In de vroege jaren 1800, econoom David Ricardo uiteengezet om uit te leggen waarom sommige landen veel van sommige soorten goederen, maar weinig van andere soorten goederen geproduceerd. In het bijzonder merkte hij op dat Portugal veel wijn maar weinig doek, maakte terwijl Engeland veel doek maar beetje wijn maakte. Dit sloeg hem vreemd, aangezien zowel de Portugese als de Engelsen hield zowel wijn en doek. Zijn verklaring voor het waarom elke natie niet alleen produceren wijn en doek voor zichzelf scharnierend op een concept genaamd comparatief voordeel.
Definiëren van comparatief voordeel
In de economie heeft een bedrijf een comparatief voordeel als het kan een goed produceren of tegen lagere kosten dan de concurrentie dienst. Een bakker die een nieuwe, meer efficiënte techniek bedenkt voor het bakken van brood zou hebben een comparatief voordeel over andere bakkers, bijvoorbeeld. Hij zou kunnen verkopen tegen een lagere prijs dan andere bakkers brood zonder in te boeten van winsten, zijn manipulatiefouten te weten te komen op de hoek van de markt en zijn bedrijf te laten groeien.
Comparatief voordeel geldt op een macro-economisch niveau voor hele naties. Een land met rijke bodem en een optimaal klimaat voor de teelt van katoen, bijvoorbeeld, heeft een vergelijkende voordeel ten opzichte van andere naties in termen van de katoen-markt. Naties met rotsachtige bodem en strenge klimaten zal niet zitten kundig voor produceren zoveel katoen zo goedkoop, zodat hun katoen duurder zal zijn.

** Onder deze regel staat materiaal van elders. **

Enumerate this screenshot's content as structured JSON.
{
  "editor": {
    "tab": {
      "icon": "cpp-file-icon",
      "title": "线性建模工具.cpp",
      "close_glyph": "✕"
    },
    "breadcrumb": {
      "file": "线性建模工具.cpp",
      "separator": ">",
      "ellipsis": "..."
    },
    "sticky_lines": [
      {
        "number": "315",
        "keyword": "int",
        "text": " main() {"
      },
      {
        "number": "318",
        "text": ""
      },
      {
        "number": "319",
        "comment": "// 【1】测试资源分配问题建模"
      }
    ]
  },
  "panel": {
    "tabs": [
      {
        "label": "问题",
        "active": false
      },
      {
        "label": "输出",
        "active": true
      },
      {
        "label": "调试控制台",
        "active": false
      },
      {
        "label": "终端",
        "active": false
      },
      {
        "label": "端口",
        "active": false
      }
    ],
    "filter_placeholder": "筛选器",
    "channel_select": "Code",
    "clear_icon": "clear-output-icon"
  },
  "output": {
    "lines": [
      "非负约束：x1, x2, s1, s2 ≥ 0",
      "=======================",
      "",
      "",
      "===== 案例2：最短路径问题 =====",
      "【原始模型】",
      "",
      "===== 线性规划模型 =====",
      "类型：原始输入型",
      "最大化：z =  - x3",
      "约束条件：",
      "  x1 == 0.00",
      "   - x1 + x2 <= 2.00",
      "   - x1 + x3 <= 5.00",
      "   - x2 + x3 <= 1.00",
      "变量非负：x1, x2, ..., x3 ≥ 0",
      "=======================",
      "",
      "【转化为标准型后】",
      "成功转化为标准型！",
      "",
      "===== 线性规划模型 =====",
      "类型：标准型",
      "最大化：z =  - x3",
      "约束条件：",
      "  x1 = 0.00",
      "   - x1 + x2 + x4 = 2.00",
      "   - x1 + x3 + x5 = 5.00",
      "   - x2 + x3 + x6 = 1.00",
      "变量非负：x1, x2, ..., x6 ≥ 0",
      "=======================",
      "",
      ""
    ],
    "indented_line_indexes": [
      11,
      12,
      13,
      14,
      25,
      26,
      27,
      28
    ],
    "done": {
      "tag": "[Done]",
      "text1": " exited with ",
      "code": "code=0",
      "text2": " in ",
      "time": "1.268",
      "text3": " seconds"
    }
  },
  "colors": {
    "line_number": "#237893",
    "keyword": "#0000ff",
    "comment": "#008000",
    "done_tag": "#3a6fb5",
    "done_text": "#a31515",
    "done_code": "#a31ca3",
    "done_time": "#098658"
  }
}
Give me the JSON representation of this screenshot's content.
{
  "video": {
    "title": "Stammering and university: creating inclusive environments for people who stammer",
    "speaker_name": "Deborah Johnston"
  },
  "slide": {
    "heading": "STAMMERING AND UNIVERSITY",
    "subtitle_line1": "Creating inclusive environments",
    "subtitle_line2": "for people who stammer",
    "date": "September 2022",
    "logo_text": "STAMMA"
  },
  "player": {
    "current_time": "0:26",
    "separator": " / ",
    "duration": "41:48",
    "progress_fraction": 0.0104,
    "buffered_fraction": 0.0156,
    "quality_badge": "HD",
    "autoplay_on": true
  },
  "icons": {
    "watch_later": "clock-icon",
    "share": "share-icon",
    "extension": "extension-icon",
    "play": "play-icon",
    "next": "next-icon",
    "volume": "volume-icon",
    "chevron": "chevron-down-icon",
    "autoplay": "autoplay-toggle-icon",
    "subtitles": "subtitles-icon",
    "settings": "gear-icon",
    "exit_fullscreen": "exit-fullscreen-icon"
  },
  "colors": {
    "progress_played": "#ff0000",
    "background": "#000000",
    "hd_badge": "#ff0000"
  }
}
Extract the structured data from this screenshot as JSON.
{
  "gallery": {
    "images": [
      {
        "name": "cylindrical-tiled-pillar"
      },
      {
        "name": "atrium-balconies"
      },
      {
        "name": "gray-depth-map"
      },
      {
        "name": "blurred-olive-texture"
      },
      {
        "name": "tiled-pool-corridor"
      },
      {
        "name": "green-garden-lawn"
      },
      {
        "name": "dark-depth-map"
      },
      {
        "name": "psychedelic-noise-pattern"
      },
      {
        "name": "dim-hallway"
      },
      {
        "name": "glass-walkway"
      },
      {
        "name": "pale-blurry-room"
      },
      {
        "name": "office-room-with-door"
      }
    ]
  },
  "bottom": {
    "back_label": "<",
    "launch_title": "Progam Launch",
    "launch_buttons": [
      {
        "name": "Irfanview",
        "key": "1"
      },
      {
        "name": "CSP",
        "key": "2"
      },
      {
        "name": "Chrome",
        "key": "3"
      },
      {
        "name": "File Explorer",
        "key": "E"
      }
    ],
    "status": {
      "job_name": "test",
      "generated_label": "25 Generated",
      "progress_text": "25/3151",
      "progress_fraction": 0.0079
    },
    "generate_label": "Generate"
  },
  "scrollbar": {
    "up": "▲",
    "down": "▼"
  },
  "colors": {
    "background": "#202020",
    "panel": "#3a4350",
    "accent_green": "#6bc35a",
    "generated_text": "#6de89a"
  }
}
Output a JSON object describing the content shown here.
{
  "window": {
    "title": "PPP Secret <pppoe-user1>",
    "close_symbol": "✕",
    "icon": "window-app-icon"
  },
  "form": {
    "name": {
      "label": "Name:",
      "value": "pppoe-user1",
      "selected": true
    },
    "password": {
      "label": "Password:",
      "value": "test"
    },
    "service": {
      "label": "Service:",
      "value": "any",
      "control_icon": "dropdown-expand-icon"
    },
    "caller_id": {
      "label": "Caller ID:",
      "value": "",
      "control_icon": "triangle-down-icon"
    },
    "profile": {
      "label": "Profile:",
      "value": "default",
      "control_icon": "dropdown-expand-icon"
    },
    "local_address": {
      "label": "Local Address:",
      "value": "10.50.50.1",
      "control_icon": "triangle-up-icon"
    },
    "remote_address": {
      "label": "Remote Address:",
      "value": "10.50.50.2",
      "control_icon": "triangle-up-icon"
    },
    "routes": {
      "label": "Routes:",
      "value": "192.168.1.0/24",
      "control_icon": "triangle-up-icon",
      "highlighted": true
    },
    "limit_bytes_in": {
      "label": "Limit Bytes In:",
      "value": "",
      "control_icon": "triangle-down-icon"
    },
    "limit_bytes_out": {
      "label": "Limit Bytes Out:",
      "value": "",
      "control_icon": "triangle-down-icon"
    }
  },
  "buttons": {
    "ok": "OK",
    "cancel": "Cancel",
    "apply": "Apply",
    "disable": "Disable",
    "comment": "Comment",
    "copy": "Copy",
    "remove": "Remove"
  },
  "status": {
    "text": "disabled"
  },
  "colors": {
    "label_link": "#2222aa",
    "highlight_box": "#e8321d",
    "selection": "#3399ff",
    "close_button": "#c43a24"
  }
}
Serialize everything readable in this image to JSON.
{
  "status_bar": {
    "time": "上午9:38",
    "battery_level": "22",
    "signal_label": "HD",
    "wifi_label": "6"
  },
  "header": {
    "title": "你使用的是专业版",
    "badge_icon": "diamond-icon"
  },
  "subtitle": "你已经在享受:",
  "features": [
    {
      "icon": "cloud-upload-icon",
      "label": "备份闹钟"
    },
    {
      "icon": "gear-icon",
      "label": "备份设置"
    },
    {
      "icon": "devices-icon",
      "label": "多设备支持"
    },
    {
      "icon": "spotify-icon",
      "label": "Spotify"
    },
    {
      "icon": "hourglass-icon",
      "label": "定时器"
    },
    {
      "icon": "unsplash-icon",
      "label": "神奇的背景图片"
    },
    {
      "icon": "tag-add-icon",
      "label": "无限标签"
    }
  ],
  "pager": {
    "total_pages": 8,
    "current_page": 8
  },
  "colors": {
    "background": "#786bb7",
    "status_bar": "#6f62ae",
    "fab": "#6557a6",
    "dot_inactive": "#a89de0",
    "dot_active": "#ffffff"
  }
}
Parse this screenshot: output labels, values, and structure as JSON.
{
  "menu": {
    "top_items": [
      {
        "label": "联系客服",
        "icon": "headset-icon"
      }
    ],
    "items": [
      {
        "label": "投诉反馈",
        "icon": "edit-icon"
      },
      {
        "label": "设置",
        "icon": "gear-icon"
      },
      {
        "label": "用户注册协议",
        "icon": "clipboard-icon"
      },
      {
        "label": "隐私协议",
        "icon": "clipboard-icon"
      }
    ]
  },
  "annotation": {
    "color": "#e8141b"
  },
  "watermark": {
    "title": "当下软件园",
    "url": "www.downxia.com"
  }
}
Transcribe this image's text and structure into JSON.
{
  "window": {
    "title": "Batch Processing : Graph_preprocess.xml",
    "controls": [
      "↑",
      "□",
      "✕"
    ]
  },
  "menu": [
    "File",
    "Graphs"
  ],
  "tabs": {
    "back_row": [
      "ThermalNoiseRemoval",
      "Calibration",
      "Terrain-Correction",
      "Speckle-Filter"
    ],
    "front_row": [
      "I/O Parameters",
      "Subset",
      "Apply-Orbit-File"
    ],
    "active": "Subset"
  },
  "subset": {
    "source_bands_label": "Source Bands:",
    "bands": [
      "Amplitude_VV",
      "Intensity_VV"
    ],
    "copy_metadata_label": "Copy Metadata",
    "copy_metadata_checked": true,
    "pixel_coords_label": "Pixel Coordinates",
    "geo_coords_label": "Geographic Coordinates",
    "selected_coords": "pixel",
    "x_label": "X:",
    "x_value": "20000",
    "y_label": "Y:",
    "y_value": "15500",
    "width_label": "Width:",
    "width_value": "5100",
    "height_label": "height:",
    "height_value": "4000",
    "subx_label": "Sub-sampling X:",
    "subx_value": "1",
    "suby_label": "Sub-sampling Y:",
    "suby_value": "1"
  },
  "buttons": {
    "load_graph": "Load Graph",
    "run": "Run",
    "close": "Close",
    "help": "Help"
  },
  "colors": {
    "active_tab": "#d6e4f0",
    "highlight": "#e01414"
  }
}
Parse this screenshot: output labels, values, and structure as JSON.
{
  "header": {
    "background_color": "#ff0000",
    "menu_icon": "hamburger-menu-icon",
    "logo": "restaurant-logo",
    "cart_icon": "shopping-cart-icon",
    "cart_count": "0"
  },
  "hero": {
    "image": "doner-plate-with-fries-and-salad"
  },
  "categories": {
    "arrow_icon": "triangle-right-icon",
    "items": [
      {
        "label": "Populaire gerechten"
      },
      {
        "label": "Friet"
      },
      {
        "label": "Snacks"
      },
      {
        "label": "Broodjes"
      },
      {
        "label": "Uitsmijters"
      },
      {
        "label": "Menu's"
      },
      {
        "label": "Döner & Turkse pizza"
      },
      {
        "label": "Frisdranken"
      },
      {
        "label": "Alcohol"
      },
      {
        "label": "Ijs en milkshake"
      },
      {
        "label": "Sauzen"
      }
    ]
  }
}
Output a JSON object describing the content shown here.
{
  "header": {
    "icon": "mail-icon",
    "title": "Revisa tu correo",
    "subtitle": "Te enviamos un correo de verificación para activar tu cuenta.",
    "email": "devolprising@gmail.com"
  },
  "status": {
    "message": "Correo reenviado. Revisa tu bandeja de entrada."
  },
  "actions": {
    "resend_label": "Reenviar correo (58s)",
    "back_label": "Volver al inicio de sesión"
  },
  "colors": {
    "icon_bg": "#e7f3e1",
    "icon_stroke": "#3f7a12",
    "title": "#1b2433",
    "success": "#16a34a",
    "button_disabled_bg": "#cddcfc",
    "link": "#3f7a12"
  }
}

Onder normale economische theorie, zal de natie met rotsachtige bodem uiteindelijk stoppen met de productie van eigen katoen en opteren om te importeren van katoen uit de natie die kan groeien en het efficiënter verwerken.
TipOpportuniteitskosten speelt een grote rol bij het bepalen wie een comparatief voordeel heeft. Zwitserland zou kunnen maken van betere kaas tegen lagere kosten dan Frankrijk, maar het kon dezelfde bronnen worden gebruikt te maken van chocolade. Als chocolade is een meer winstgevende business, economische theorie dicteert dat de Zwitserse chocolade, moeten maken ook al hebben zij een voordeel in kaasproductie ook.
Handelsbelemmeringen
Het probleem met de standaard economische theorie is dat Naties allerlei belemmeringen voor de internationale handel opleggen. Deze belemmeringen, zoals de tarieven voor geïmporteerde goederen of subsidies voor binnenlandse productie, kunnen wissen natuurlijke comparatieve voordelen. In het bovenstaande voorbeeld, kan het land met rotsachtige bodem zetten een hoge belasting op de invoer van katoen. De belasting zou van het land binnenlandse katoentelers om te concurreren met boeren uit de meer groene katoentelende land door het verhogen van de prijs van geïmporteerde katoen.
Het beleid zou effectief neutraliseren het comparatieve voordeel en het levend houden van de binnenlandse katoen industrie. Echter, het ook zou dwingen consumenten hogere prijzen voor katoen te betalen dan ze zou zijn als er geen handelsbelemmeringen.
Comparatief voordeel en vrije handel
Een van de primaire beoogt kostenloos handelsovereenkomsten te elimineren van handelsbelemmeringen. Dat spoort de landen om te spelen bij hun kracht, hun economieën zich te concentreren op sectoren waar zij een relatief voordeel hebben. Veel economen beweren dit verbetert de algehele economische efficiëntie van elk land dat deelneemt aan handel. Landen met een grote bodem groeien veel van katoen, terwijl landen met arme grond, maar high-tech industrieën bouwen machines om te helpen kiezen van katoen, bijvoorbeeld. Het idee is dat elk land is gespecialiseerd in wat het beste, en dientengevolge alles kost minder en soepeler loopt.